Morrisville considers change to election system

The Town Council is once again considering getting rid of district seats and switching to a model in which all council members would serve at-large.

The Town Council is once again considering getting rid of district seats.

The council talked about making the change last year but ultimately decided to leave the current system in place for last fall’s election.

With the 2015 elections more than a year away, now is a good time to re-examine the issue, said Councilman TJ Cawley.

“I feel that it’s better for the town to go all at-large,” Cawley said. “It helps us to have the strongest possible candidates. It gives the voter more choice. With more choice you get a better outcome.”

The council is expected to discuss the issue during a specially called strategic planning session April 28. The council will also talk about the future of the planned downtown.

Morrisville has a rare hybrid election system that uses both at-large and district seats. The residency requirements for the districts apply to the candidates, not the voters.

Residents can cast votes for every seat on the ballot, regardless of where they live.

Morrisville’s system was designed to ensure that all council members don’t come from the same neighborhood while also making sure each council member is accountable to all voters.

Some residents and council members have said the system is confusing. Some argued last year that the system needs to change because of low voter turnout and uncontested races.

Last May, the council voted 4-3 to keep the hybrid system. Some council members said there wasn’t enough time to inform the public about the change.

“It was something we didn't want to talk about during an election year and we wanted more time to discuss it,” said Councilwoman Liz Johnson. “I think council should look at it again because we said we should look at it again.”

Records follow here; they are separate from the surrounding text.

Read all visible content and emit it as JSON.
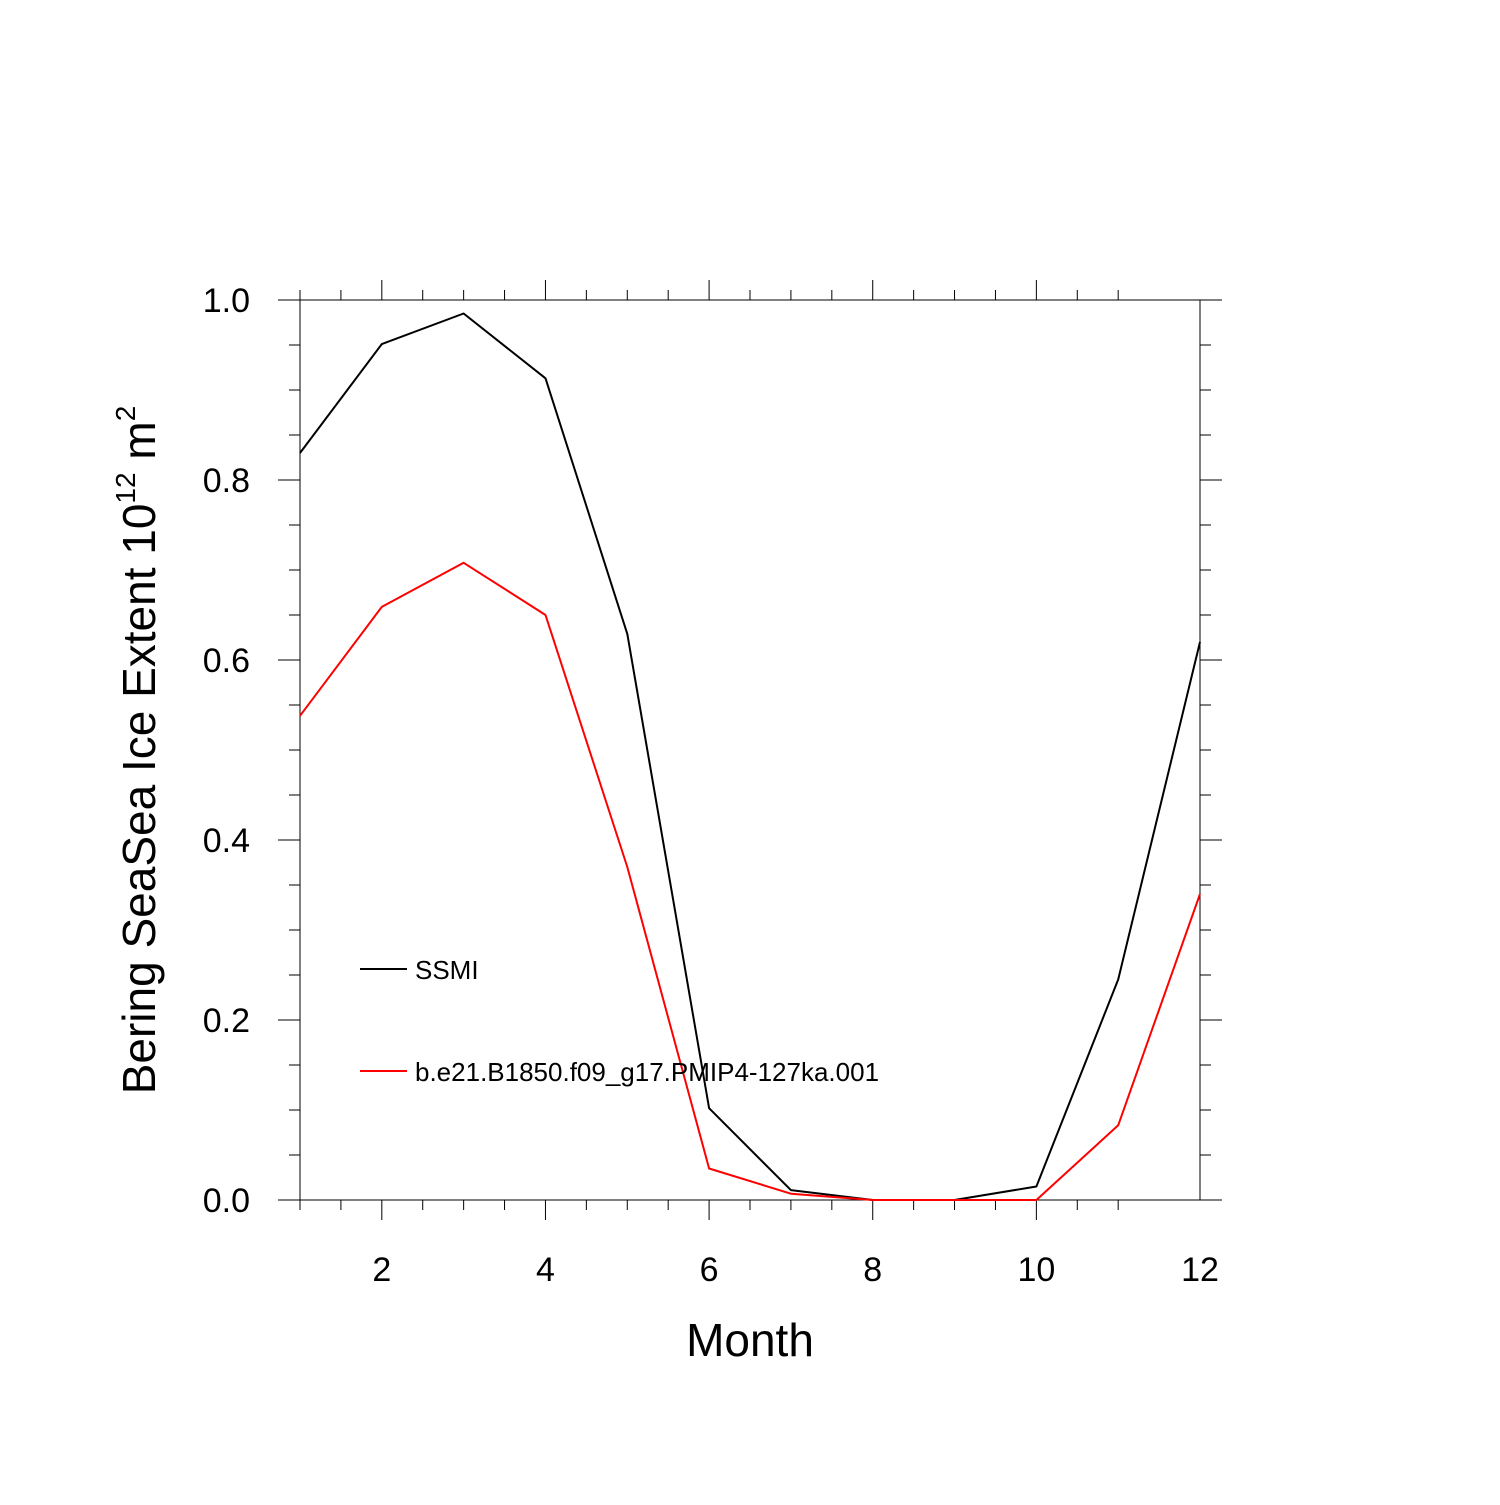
{
  "chart_data": {
    "type": "line",
    "title": "",
    "xlabel": "Month",
    "ylabel": {
      "main": "Bering SeaSea Ice Extent 10",
      "sup1": "12",
      "unit": " m",
      "sup2": "2"
    },
    "xlim": [
      1,
      12
    ],
    "ylim": [
      0,
      1
    ],
    "x_ticks": [
      2,
      4,
      6,
      8,
      10,
      12
    ],
    "x_tick_labels": [
      "2",
      "4",
      "6",
      "8",
      "10",
      "12"
    ],
    "y_ticks": [
      0,
      0.2,
      0.4,
      0.6,
      0.8,
      1.0
    ],
    "y_tick_labels": [
      "0.0",
      "0.2",
      "0.4",
      "0.6",
      "0.8",
      "1.0"
    ],
    "grid": false,
    "legend_position": "lower-left",
    "x": [
      1,
      2,
      3,
      4,
      5,
      6,
      7,
      8,
      9,
      10,
      11,
      12
    ],
    "series": [
      {
        "name": "SSMI",
        "color": "#000000",
        "values": [
          0.83,
          0.951,
          0.985,
          0.913,
          0.629,
          0.102,
          0.011,
          0.0,
          0.0,
          0.015,
          0.245,
          0.62
        ]
      },
      {
        "name": "b.e21.B1850.f09_g17.PMIP4-127ka.001",
        "color": "#ff0000",
        "values": [
          0.538,
          0.659,
          0.708,
          0.65,
          0.37,
          0.035,
          0.007,
          0.0,
          0.0,
          0.0,
          0.083,
          0.34
        ]
      }
    ]
  }
}
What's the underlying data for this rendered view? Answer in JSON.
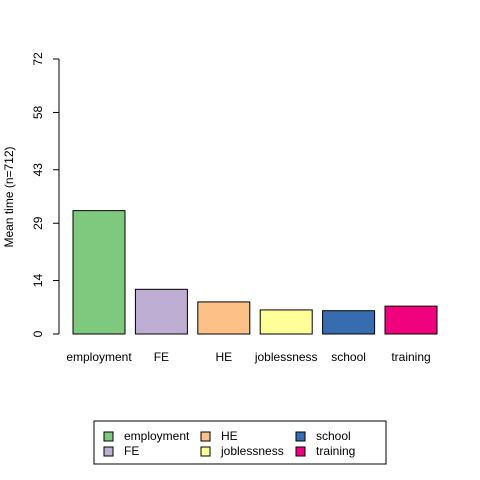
{
  "chart_data": {
    "type": "bar",
    "categories": [
      "employment",
      "FE",
      "HE",
      "joblessness",
      "school",
      "training"
    ],
    "values": [
      32.3,
      11.7,
      8.4,
      6.3,
      6.1,
      7.3
    ],
    "colors": [
      "#7fc97f",
      "#beaed4",
      "#fdc086",
      "#ffff99",
      "#386cb0",
      "#f0027f"
    ],
    "ylabel": "Mean time (n=712)",
    "xlabel": "",
    "ylim": [
      0,
      72
    ],
    "yticks": [
      0,
      14,
      29,
      43,
      58,
      72
    ],
    "grid": false,
    "legend": {
      "position": "bottom",
      "entries": [
        "employment",
        "FE",
        "HE",
        "joblessness",
        "school",
        "training"
      ]
    }
  }
}
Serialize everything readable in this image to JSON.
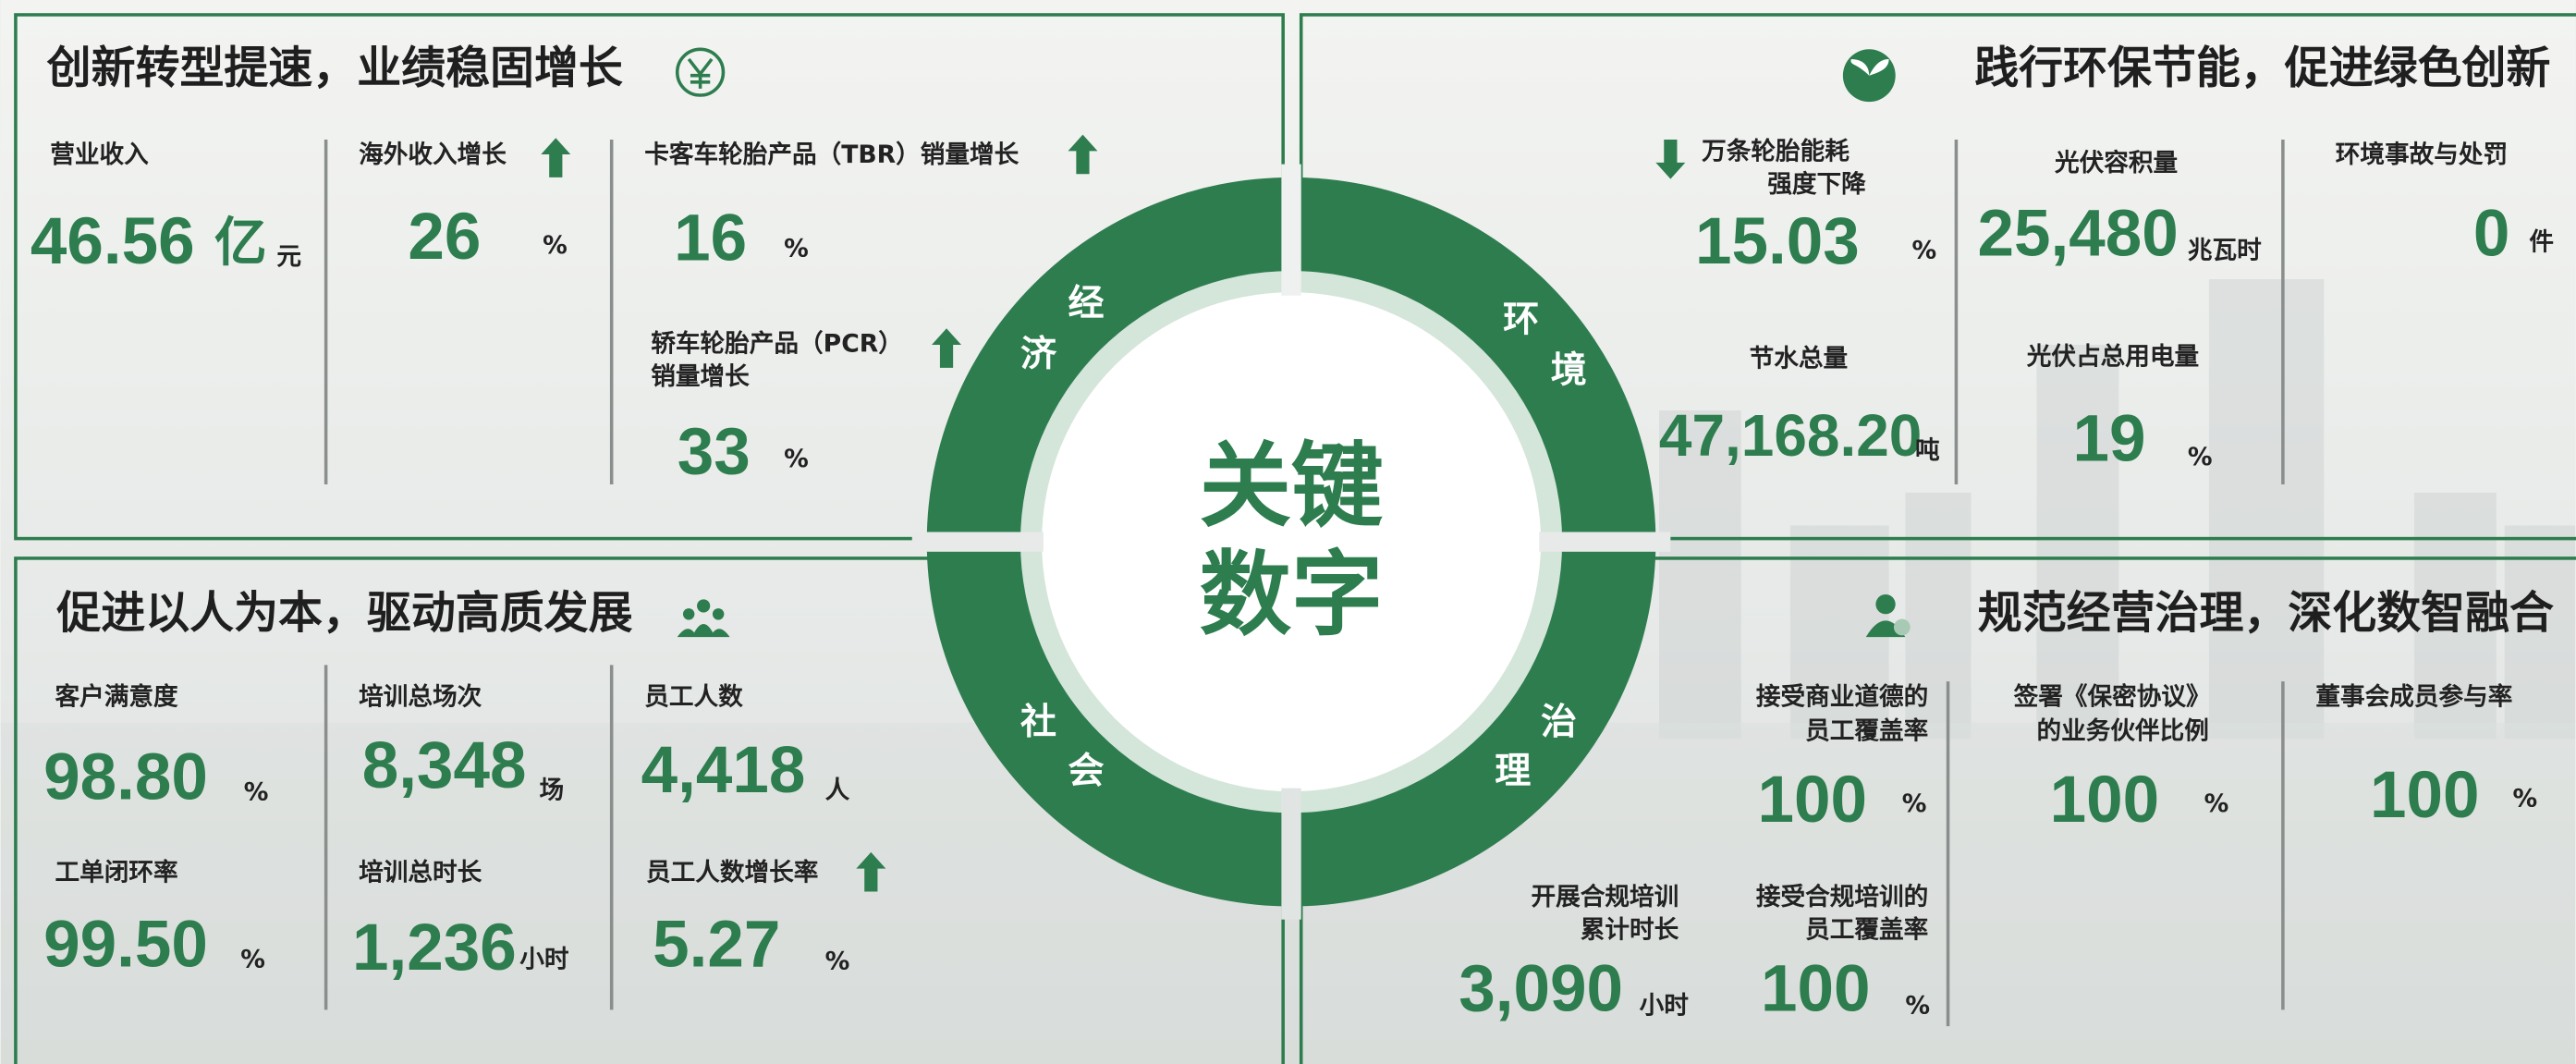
{
  "sections": [
    {
      "title": "创新转型提速，业绩稳固增长",
      "items": [
        {
          "label": [
            "营业收入"
          ],
          "value": "46.56",
          "unit_large": "亿",
          "unit": "元"
        },
        {
          "label": [
            "海外收入增长"
          ],
          "value": "26",
          "unit": "%"
        },
        {
          "label": [
            "卡客车轮胎产品（TBR）销量增长"
          ],
          "value": "16",
          "unit": "%"
        },
        {
          "label": [
            "轿车轮胎产品（PCR）",
            "销量增长"
          ],
          "value": "33",
          "unit": "%"
        }
      ]
    },
    {
      "title": "践行环保节能，促进绿色创新",
      "items": [
        {
          "label": [
            "万条轮胎能耗",
            "强度下降"
          ],
          "value": "15.03",
          "unit": "%"
        },
        {
          "label": [
            "节水总量"
          ],
          "value": "47,168.20",
          "unit": "吨"
        },
        {
          "label": [
            "光伏容积量"
          ],
          "value": "25,480",
          "unit": "兆瓦时"
        },
        {
          "label": [
            "光伏占总用电量"
          ],
          "value": "19",
          "unit": "%"
        },
        {
          "label": [
            "环境事故与处罚"
          ],
          "value": "0",
          "unit": "件"
        }
      ]
    },
    {
      "title": "促进以人为本，驱动高质发展",
      "items": [
        {
          "label": [
            "客户满意度"
          ],
          "value": "98.80",
          "unit": "%"
        },
        {
          "label": [
            "工单闭环率"
          ],
          "value": "99.50",
          "unit": "%"
        },
        {
          "label": [
            "培训总场次"
          ],
          "value": "8,348",
          "unit": "场"
        },
        {
          "label": [
            "培训总时长"
          ],
          "value": "1,236",
          "unit": "小时"
        },
        {
          "label": [
            "员工人数"
          ],
          "value": "4,418",
          "unit": "人"
        },
        {
          "label": [
            "员工人数增长率"
          ],
          "value": "5.27",
          "unit": "%"
        }
      ]
    },
    {
      "title": "规范经营治理，深化数智融合",
      "items": [
        {
          "label": [
            "接受商业道德的",
            "员工覆盖率"
          ],
          "value": "100",
          "unit": "%"
        },
        {
          "label": [
            "开展合规培训",
            "累计时长"
          ],
          "value": "3,090",
          "unit": "小时"
        },
        {
          "label": [
            "接受合规培训的",
            "员工覆盖率"
          ],
          "value": "100",
          "unit": "%"
        },
        {
          "label": [
            "签署《保密协议》",
            "的业务伙伴比例"
          ],
          "value": "100",
          "unit": "%"
        },
        {
          "label": [
            "董事会成员参与率"
          ],
          "value": "100",
          "unit": "%"
        }
      ]
    }
  ],
  "ring": [
    {
      "chars": [
        "经",
        "济"
      ]
    },
    {
      "chars": [
        "环",
        "境"
      ]
    },
    {
      "chars": [
        "社",
        "会"
      ]
    },
    {
      "chars": [
        "治",
        "理"
      ]
    }
  ],
  "center": {
    "lines": [
      "关键",
      "数字"
    ]
  }
}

This time around, the debate could gain more traction. Three of the four council members who voted last year to keep the existing system are still in office, opening up potential for a different outcome.

Mayor Mark Stohlman and Councilmen Michael Schlink and Steve Rao argued the hybrid system ensures some geographic diversity. At most, four of the seven council members can come from one district.

The higher-than-usual turnout during November’s election – a year when there was no presidential election – shows that the current system works, Stohlman and Rao said.

“There is still some value to having representation for different neighborhoods,” Stohlman said. “I’m happy to continue the discussion.”